Going The Distance

The Developing World

It's no secret certain markets hold special promise for U.S. small businesses. Although in the past Europe and Japan topped the list of traditional trading partners, experts now expect these areas to experience little growth in the near future. Instead, the key players for the next several years include Argentina, Brazil, China, India, Indonesia, Mexico, Poland, South Africa, South Korea and Turkey. Dubbed Big Emerging Markets (BEMs) by the U.S. Department of Commerce, these nations comprise nearly half the world's population and are expected to double their share of world imports by 2010.

Not surprisingly, Asia's recent financial crisis might affect such predictions, especially since the market accounts for more than one-third of all U.S. exports.

But no one knows what the long-term ramifications will be, and as everyone waits for renewed growth in this area, an optimistic economic world hopes for the best. Based on the turmoil in Asia, entrepreneurs must carefully weigh both the risks and rewards of doing business there. Big opportunities mean big risks--but can also translate to big rewards. A well-thought-out plan will help you prepare for the ups and downs you'll face in the market. (For more information on the Asian economic crisis, see "Pulse," April.)

The Asian situation aside, these 10 BEMs share a number of distinct features that account for their role as leading markets for U.S. products, services and investments, including geographically large markets, huge populations and ongoing economic reforms. By 2000, these countries are expected to be a larger import market than the European Union (EU), and by 2010, BEM imports should surpass those of the EU and Japan combined.

According to Susanne Lotarski, the U.S. Commerce Department's Eastern Europe and new independent states director, U.S. companies are among the leading investors in Poland and surrounding areas. "The region as a whole is growing very rapidly, at a rate of 4 percent [annually], fueled by the entrepreneurial firms that have sprung up in the past five years or so," she says. In addition, the region's imports tripled in that period and, in 1997 alone, grew about 27 percent. "These will be fast-growing markets for U.S. companies and entrepreneurs."

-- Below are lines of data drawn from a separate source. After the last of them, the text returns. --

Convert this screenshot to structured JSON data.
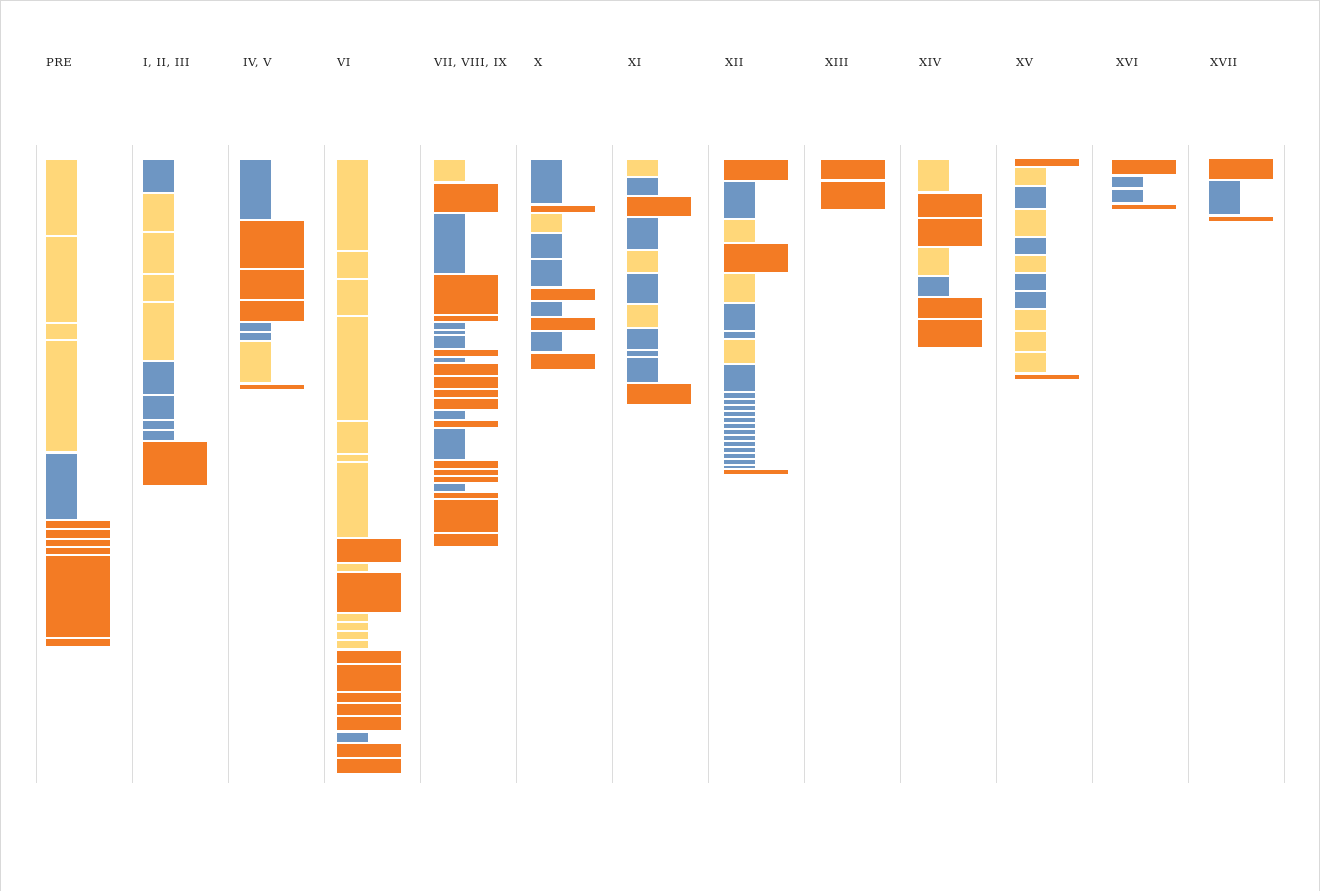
{
  "colors": {
    "yellow": "#FFD779",
    "blue": "#6E96C3",
    "orange": "#F37B24",
    "divider": "#dcdcdc"
  },
  "columns": [
    {
      "label": "PRE",
      "blocks": [
        [
          "yellow",
          160,
          235,
          0
        ],
        [
          "yellow",
          237,
          322,
          0
        ],
        [
          "yellow",
          324,
          339,
          0
        ],
        [
          "yellow",
          341,
          451,
          0
        ],
        [
          "blue",
          454,
          519,
          0
        ],
        [
          "orange",
          521,
          528,
          1
        ],
        [
          "orange",
          530,
          538,
          1
        ],
        [
          "orange",
          540,
          546,
          1
        ],
        [
          "orange",
          548,
          554,
          1
        ],
        [
          "orange",
          556,
          637,
          1
        ],
        [
          "orange",
          639,
          646,
          1
        ]
      ]
    },
    {
      "label": "I, II, III",
      "blocks": [
        [
          "blue",
          160,
          192,
          0
        ],
        [
          "yellow",
          194,
          231,
          0
        ],
        [
          "yellow",
          233,
          273,
          0
        ],
        [
          "yellow",
          275,
          301,
          0
        ],
        [
          "yellow",
          303,
          360,
          0
        ],
        [
          "blue",
          362,
          394,
          0
        ],
        [
          "blue",
          396,
          419,
          0
        ],
        [
          "blue",
          421,
          429,
          0
        ],
        [
          "blue",
          431,
          440,
          0
        ],
        [
          "orange",
          442,
          485,
          1
        ]
      ]
    },
    {
      "label": "IV, V",
      "blocks": [
        [
          "blue",
          160,
          219,
          0
        ],
        [
          "orange",
          221,
          268,
          1
        ],
        [
          "orange",
          270,
          299,
          1
        ],
        [
          "orange",
          301,
          321,
          1
        ],
        [
          "blue",
          323,
          331,
          0
        ],
        [
          "blue",
          333,
          340,
          0
        ],
        [
          "yellow",
          342,
          382,
          0
        ],
        [
          "orange",
          385,
          389,
          1
        ]
      ]
    },
    {
      "label": "VI",
      "blocks": [
        [
          "yellow",
          160,
          250,
          0
        ],
        [
          "yellow",
          252,
          278,
          0
        ],
        [
          "yellow",
          280,
          315,
          0
        ],
        [
          "yellow",
          317,
          420,
          0
        ],
        [
          "yellow",
          422,
          453,
          0
        ],
        [
          "yellow",
          455,
          461,
          0
        ],
        [
          "yellow",
          463,
          537,
          0
        ],
        [
          "orange",
          539,
          562,
          1
        ],
        [
          "yellow",
          564,
          571,
          0
        ],
        [
          "orange",
          573,
          612,
          1
        ],
        [
          "yellow",
          614,
          621,
          0
        ],
        [
          "yellow",
          623,
          630,
          0
        ],
        [
          "yellow",
          632,
          639,
          0
        ],
        [
          "yellow",
          641,
          648,
          0
        ],
        [
          "orange",
          651,
          663,
          1
        ],
        [
          "orange",
          665,
          691,
          1
        ],
        [
          "orange",
          693,
          702,
          1
        ],
        [
          "orange",
          704,
          715,
          1
        ],
        [
          "orange",
          717,
          730,
          1
        ],
        [
          "blue",
          733,
          742,
          0
        ],
        [
          "orange",
          744,
          757,
          1
        ],
        [
          "orange",
          759,
          773,
          1
        ]
      ]
    },
    {
      "label": "VII, VIII, IX",
      "blocks": [
        [
          "yellow",
          160,
          181,
          0
        ],
        [
          "orange",
          184,
          212,
          1
        ],
        [
          "blue",
          214,
          273,
          0
        ],
        [
          "orange",
          275,
          314,
          1
        ],
        [
          "orange",
          316,
          321,
          1
        ],
        [
          "blue",
          323,
          329,
          0
        ],
        [
          "blue",
          331,
          334,
          0
        ],
        [
          "blue",
          336,
          348,
          0
        ],
        [
          "orange",
          350,
          356,
          1
        ],
        [
          "blue",
          358,
          362,
          0
        ],
        [
          "orange",
          364,
          375,
          1
        ],
        [
          "orange",
          377,
          388,
          1
        ],
        [
          "orange",
          390,
          397,
          1
        ],
        [
          "orange",
          399,
          409,
          1
        ],
        [
          "blue",
          411,
          419,
          0
        ],
        [
          "orange",
          421,
          427,
          1
        ],
        [
          "blue",
          429,
          459,
          0
        ],
        [
          "orange",
          461,
          468,
          1
        ],
        [
          "orange",
          470,
          475,
          1
        ],
        [
          "orange",
          477,
          482,
          1
        ],
        [
          "blue",
          484,
          491,
          0
        ],
        [
          "orange",
          493,
          498,
          1
        ],
        [
          "orange",
          500,
          532,
          1
        ],
        [
          "orange",
          534,
          546,
          1
        ]
      ]
    },
    {
      "label": "X",
      "blocks": [
        [
          "blue",
          160,
          203,
          0
        ],
        [
          "orange",
          206,
          212,
          1
        ],
        [
          "yellow",
          214,
          232,
          0
        ],
        [
          "blue",
          234,
          258,
          0
        ],
        [
          "blue",
          260,
          286,
          0
        ],
        [
          "orange",
          289,
          300,
          1
        ],
        [
          "blue",
          302,
          316,
          0
        ],
        [
          "orange",
          318,
          330,
          1
        ],
        [
          "blue",
          332,
          351,
          0
        ],
        [
          "orange",
          354,
          369,
          1
        ]
      ]
    },
    {
      "label": "XI",
      "blocks": [
        [
          "yellow",
          160,
          176,
          0
        ],
        [
          "blue",
          178,
          195,
          0
        ],
        [
          "orange",
          197,
          216,
          1
        ],
        [
          "blue",
          218,
          249,
          0
        ],
        [
          "yellow",
          251,
          272,
          0
        ],
        [
          "blue",
          274,
          303,
          0
        ],
        [
          "yellow",
          305,
          327,
          0
        ],
        [
          "blue",
          329,
          349,
          0
        ],
        [
          "blue",
          351,
          356,
          0
        ],
        [
          "blue",
          358,
          382,
          0
        ],
        [
          "orange",
          384,
          404,
          1
        ]
      ]
    },
    {
      "label": "XII",
      "blocks": [
        [
          "orange",
          160,
          180,
          1
        ],
        [
          "blue",
          182,
          218,
          0
        ],
        [
          "yellow",
          220,
          242,
          0
        ],
        [
          "orange",
          244,
          272,
          1
        ],
        [
          "yellow",
          274,
          302,
          0
        ],
        [
          "blue",
          304,
          330,
          0
        ],
        [
          "blue",
          332,
          338,
          0
        ],
        [
          "yellow",
          340,
          363,
          0
        ],
        [
          "blue",
          365,
          391,
          0
        ],
        [
          "blue",
          393,
          398,
          0
        ],
        [
          "blue",
          400,
          404,
          0
        ],
        [
          "blue",
          406,
          410,
          0
        ],
        [
          "blue",
          412,
          416,
          0
        ],
        [
          "blue",
          418,
          422,
          0
        ],
        [
          "blue",
          424,
          428,
          0
        ],
        [
          "blue",
          430,
          434,
          0
        ],
        [
          "blue",
          436,
          440,
          0
        ],
        [
          "blue",
          442,
          446,
          0
        ],
        [
          "blue",
          448,
          452,
          0
        ],
        [
          "blue",
          454,
          458,
          0
        ],
        [
          "blue",
          460,
          464,
          0
        ],
        [
          "blue",
          466,
          468,
          0
        ],
        [
          "orange",
          470,
          474,
          1
        ]
      ]
    },
    {
      "label": "XIII",
      "blocks": [
        [
          "orange",
          160,
          179,
          1
        ],
        [
          "orange",
          182,
          209,
          1
        ]
      ]
    },
    {
      "label": "XIV",
      "blocks": [
        [
          "yellow",
          160,
          191,
          0
        ],
        [
          "orange",
          194,
          217,
          1
        ],
        [
          "orange",
          219,
          246,
          1
        ],
        [
          "yellow",
          248,
          275,
          0
        ],
        [
          "blue",
          277,
          296,
          0
        ],
        [
          "orange",
          298,
          318,
          1
        ],
        [
          "orange",
          320,
          347,
          1
        ]
      ]
    },
    {
      "label": "XV",
      "blocks": [
        [
          "orange",
          159,
          166,
          1
        ],
        [
          "yellow",
          168,
          185,
          0
        ],
        [
          "blue",
          187,
          208,
          0
        ],
        [
          "yellow",
          210,
          236,
          0
        ],
        [
          "blue",
          238,
          254,
          0
        ],
        [
          "yellow",
          256,
          272,
          0
        ],
        [
          "blue",
          274,
          290,
          0
        ],
        [
          "blue",
          292,
          308,
          0
        ],
        [
          "yellow",
          310,
          330,
          0
        ],
        [
          "yellow",
          332,
          351,
          0
        ],
        [
          "yellow",
          353,
          372,
          0
        ],
        [
          "orange",
          375,
          379,
          1
        ]
      ]
    },
    {
      "label": "XVI",
      "blocks": [
        [
          "orange",
          160,
          174,
          1
        ],
        [
          "blue",
          177,
          187,
          0
        ],
        [
          "blue",
          190,
          202,
          0
        ],
        [
          "orange",
          205,
          209,
          1
        ]
      ]
    },
    {
      "label": "XVII",
      "blocks": [
        [
          "orange",
          159,
          179,
          1
        ],
        [
          "blue",
          181,
          214,
          0
        ],
        [
          "orange",
          217,
          221,
          1
        ]
      ]
    }
  ]
}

As we near the 21st century, the changing tides of global trade will increasingly lure those with innovative minds and pioneering spirits across borders in pursuit of unknown--yet promising--rewards. Only through strategic steps, from evaluating the best time to go international to meticulously researching potential partners, will small businesses lower their risks and heighten their likelihood of success. And as globalization of the business landscape continues unimpeded, shifting the focus from domestic to international markets remains the natural next step. It won't be easy, but it won't be impossible.